We kept on catching some good birds, both at the Lighthouse and at Flommen. A couple of littoralis Rock pipits in the cages were very interesting for a Mediterranean birder, especially this nice 1st winter with quite a lot of white in the tail. With strong light conditions, you can probably get a pure white impression of R6.

Anthus petrosus 1blog

Anthus petrosus blog2

The tail of the adult (below) was more similar to what I had expected, but I still don’t know if it’s age related or just individual variation.

Anthus petrosus 2blog

In the meanwhile, the lighthouse produced a Nutcracker during standarised ringing and a Tengmalm’s owl during the night (the last thanks to Aron’s keen work!).

Nutcracker blog

aegolius blog

Extra ringing at the Station is also successful, with 2 Yellow-browed warblers and a Red-breasted flycatcher ringed so far. However, I think the best in that respect is still about to come.

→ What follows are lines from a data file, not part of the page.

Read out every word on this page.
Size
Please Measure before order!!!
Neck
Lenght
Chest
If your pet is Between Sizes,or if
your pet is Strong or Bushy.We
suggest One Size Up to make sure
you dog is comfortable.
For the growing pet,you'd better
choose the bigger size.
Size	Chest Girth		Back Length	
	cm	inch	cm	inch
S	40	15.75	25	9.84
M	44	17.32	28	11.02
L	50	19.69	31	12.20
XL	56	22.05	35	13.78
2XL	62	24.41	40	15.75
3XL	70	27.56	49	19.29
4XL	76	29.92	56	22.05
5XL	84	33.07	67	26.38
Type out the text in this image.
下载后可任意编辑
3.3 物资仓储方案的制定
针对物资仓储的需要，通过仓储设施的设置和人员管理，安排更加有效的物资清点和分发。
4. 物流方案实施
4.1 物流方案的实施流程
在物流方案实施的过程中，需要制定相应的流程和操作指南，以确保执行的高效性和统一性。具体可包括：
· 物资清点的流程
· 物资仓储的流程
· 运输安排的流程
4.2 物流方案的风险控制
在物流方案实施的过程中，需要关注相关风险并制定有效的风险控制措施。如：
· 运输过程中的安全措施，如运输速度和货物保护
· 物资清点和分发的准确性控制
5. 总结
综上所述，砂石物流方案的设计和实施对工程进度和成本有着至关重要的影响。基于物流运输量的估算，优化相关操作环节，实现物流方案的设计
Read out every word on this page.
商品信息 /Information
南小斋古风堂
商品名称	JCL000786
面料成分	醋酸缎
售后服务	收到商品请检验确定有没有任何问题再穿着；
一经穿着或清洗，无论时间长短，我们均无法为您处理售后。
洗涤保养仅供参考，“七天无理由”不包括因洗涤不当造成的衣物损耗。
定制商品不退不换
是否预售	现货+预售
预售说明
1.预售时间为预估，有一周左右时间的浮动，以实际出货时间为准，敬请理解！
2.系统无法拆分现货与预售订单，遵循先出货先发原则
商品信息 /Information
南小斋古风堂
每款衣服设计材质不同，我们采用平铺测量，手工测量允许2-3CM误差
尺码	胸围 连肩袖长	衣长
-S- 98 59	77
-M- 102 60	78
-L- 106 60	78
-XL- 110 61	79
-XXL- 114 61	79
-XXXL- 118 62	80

inornatus blog Ficedula parva

What finally pushed me to update the blog is yesterday’s Red-flanked bluetail. It was still dark in the first net-round and Stephen and me where in net 3 extracting the usual robins and wrens when Stephen started shouting at me “it’s blue! it’s blue!”. After some days with hundreds of Blue tits, something blue in the net is not surprising. This time, however, the “blue thing” was more exciting and less painful fr our already damaged fingers. I ran towards Stephen and he was holding the bird (that was still in the net) in a way that I could only see the tail. It took me a few seconds to react, but yeah… it was a Bluetail.

tarsiger

I’ve never got the English meaning of the word “blue” to describe something boring. A chat with such an electric blue tail is just a discharge of adrenaline, especially when the blue is extensive to the inner GCs and 30% of the LCs. Seemingly, the post-juvenile moult can be that extensive and therefore at least some birds can be sexed in 1st winter plumage. An exciting item from a bird that was already exciting itself!